5. Plant Some Veggies
There are numerous late-season, cool-weather crops that can be planted mid- to late summer. Some are harvested in autumn, while others are overwintered and picked early the following spring.
Enrich your kitchen garden with late-summer veggies such as scallions, radishes, cabbage, carrots, beets, and broccoli, including various leafy greens like spinach, lettuce, collards, Swiss chard, mustard, and arugula.
Keep in mind that many leafy greens will blacken from frost, apart from some veggies like kale and Brussels sprouts, which benefit and enjoy a touch of frost. You can extend the fall season by adding a floating row cover to protect tender foliage from the cold effectively.
6. Light Up Late Summer Evenings
Installing well-thought-out garden lighting, be it solar-powered path lights, lanterns, or string lights, will bring out the best in your outdoors after the sun sets and create a magical ambiance.
Use various outdoor lights around different locations to get the most out of your lighting.
7. Keep it Casual with a Succulent Garden
A dry garden is easy to maintain and can provide year-round color to your yard.

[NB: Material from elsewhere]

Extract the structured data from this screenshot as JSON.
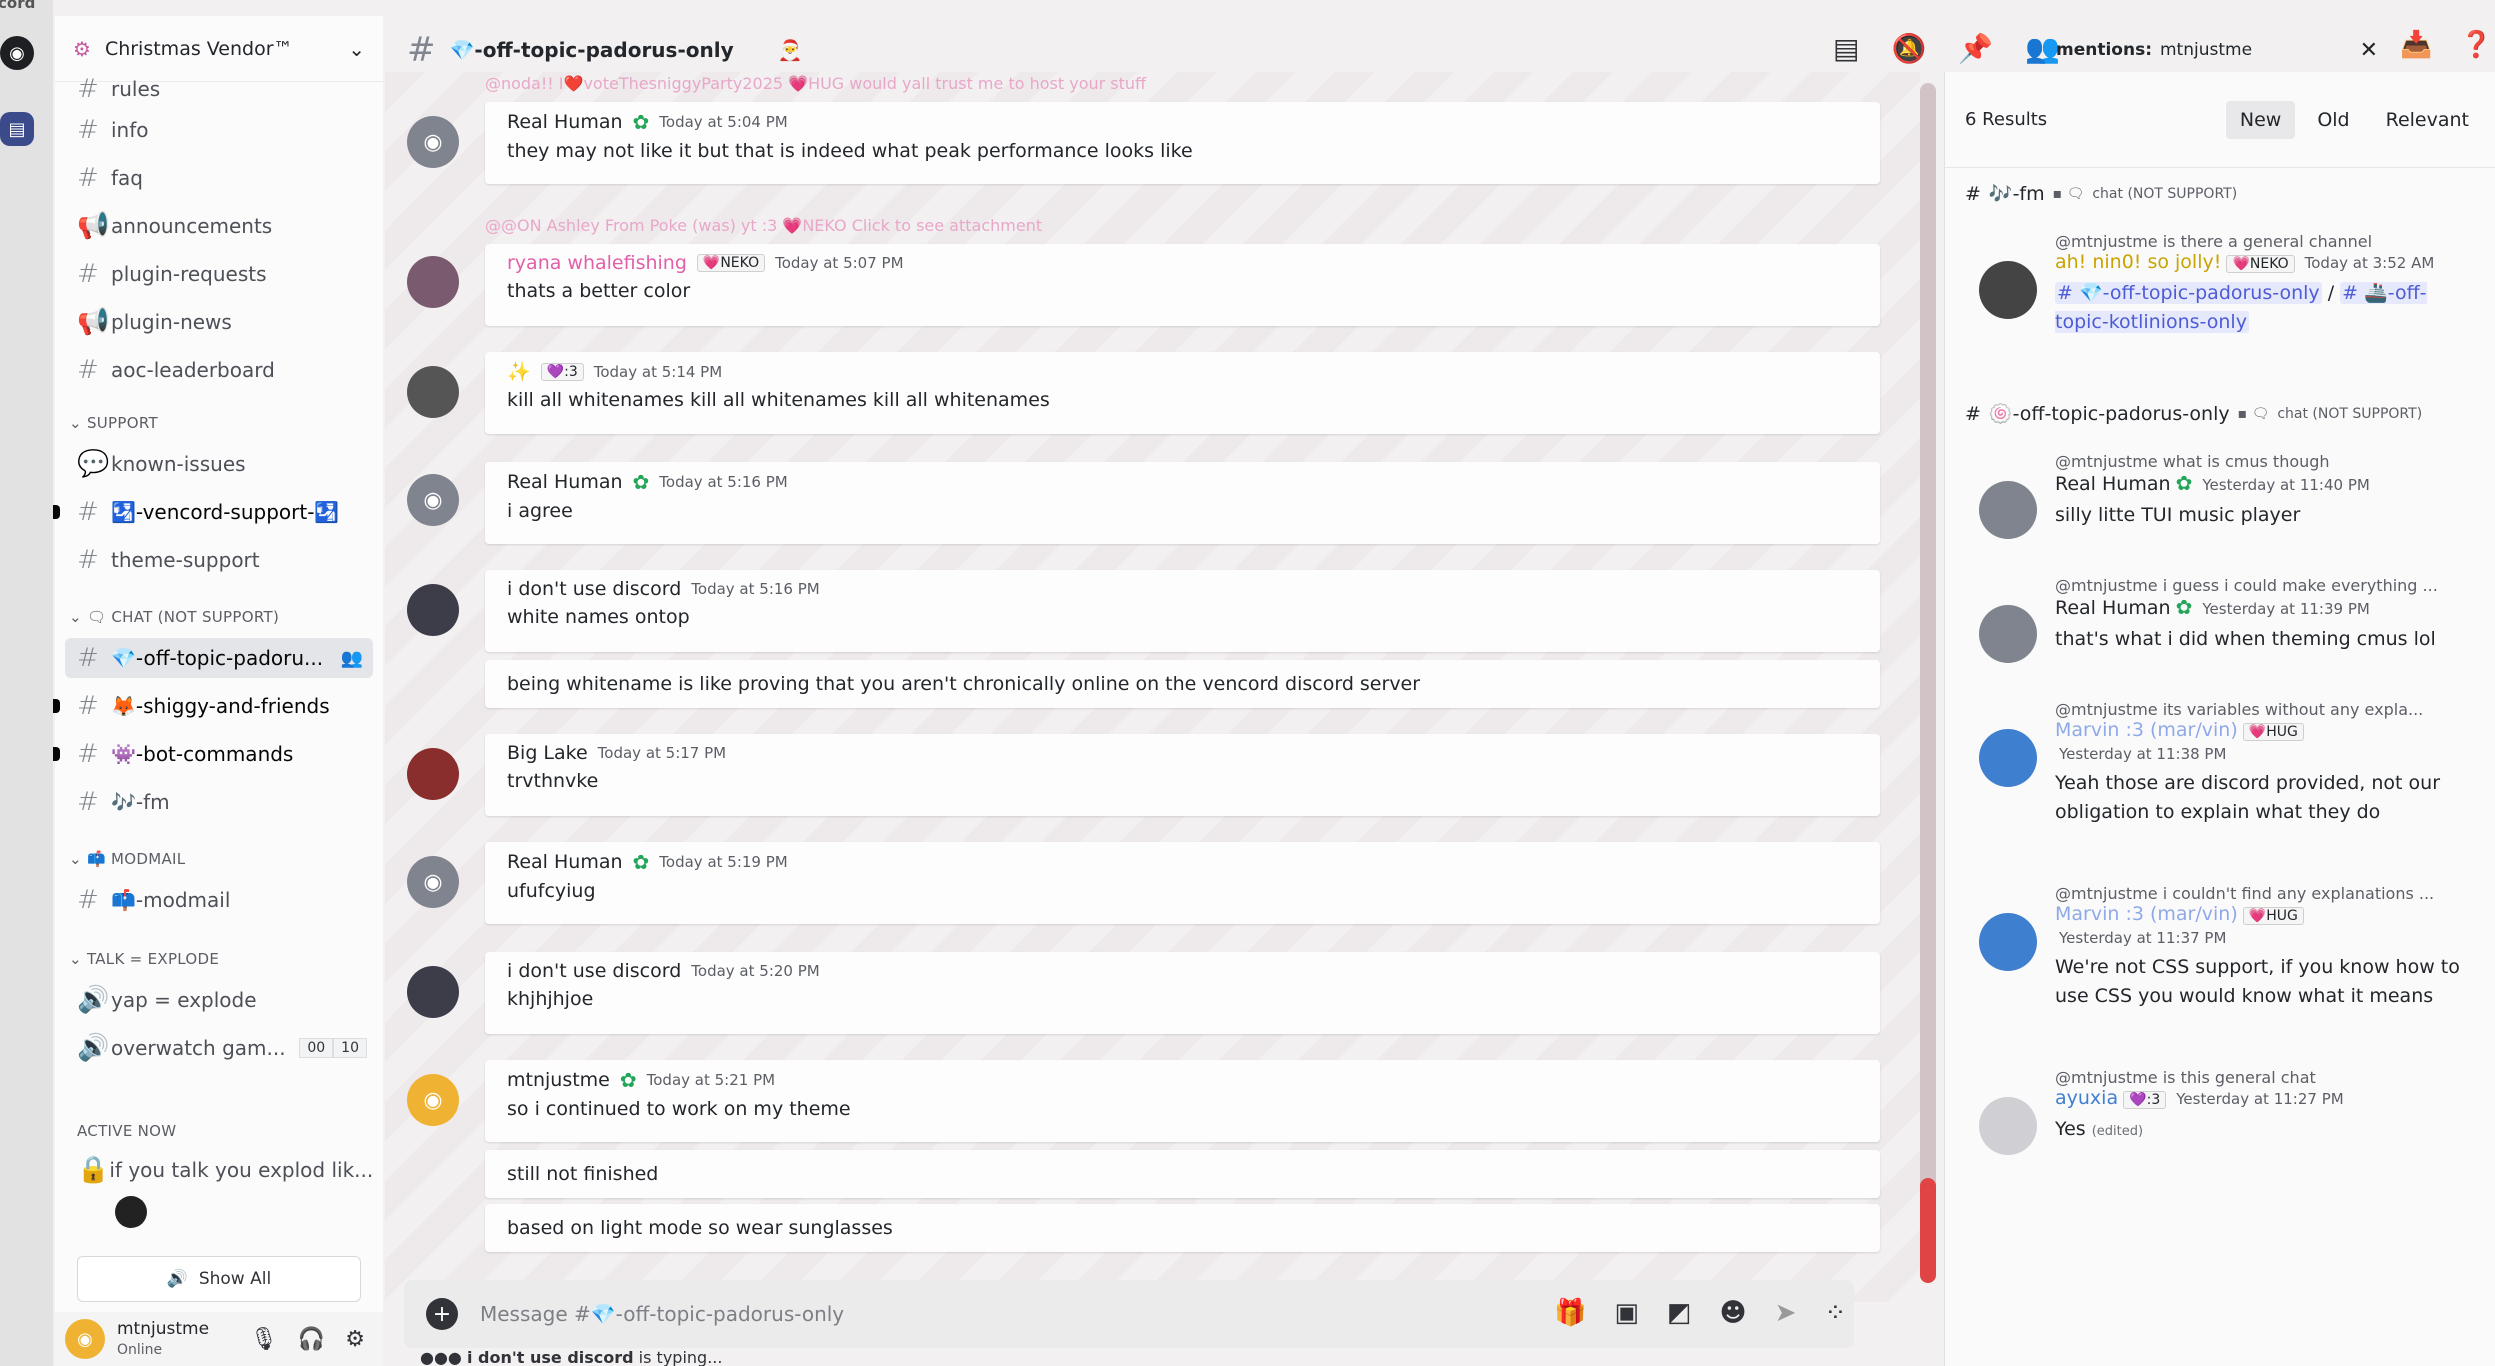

Succulents require little water to survive and flourish in hot conditions, making them perfect plants for late summer—plant varieties of different colors, sizes, and shapes to create an eye-catching display.
8. Prune Your Hedges
Pruning your hawthorn and privet in late summer will stimulate a new flush of growth. Others must be pruned during this period, for example, box hedges; pruning them earlier will make the new growth susceptible to leaf scorch, and any late pruning will leave them vulnerable to frost.
Don’t cut back spring-blooming shrubs like Ceanothus and forsythia since these will set buds for the subsequent year. Pruning your overgrown shrubs and hedges in late summer will give them a pleasing crispness, making your garden feel cared for.
9. Set Up a Harvesting Station
There’s no better joy than reaping your tasty, healthy crops, and late summer is when the harvest and preservation of vegetables, fruits, and herbs goes into full swing. Here are a few harvesting tips as you prepare to set up your harvest workshop:
- Store your potatoes in a dark and dry place to prevent them from going green. Ensure you do this before the frost begins.
- Freeze your autumn raspberries and use them in a jam, or keep picking and eating them fresh.
- Store your onions somewhere lighter but cool and dry.
- Pick hard-skinned squashes such as pumpkins and gourds until the stem, and usually, most of the leaves, are yellow, and the gourd or pumpkin makes a hollow sound when you knock it.
10. Utilize Containers
Planter pots and containers are an excellent way to add color and height to your space using a late summer garden. Let the still-blooming perennials stay in place while you fill the empty gaps with lantanas, chrysanthemums, coleus, or evergreen perennials like phormium.
Ensure your planters are regularly watered and fertilized to keep them vibrant throughout the season. The same applies to potted vegetables, such as peppers, tomatoes, cucumbers, etc.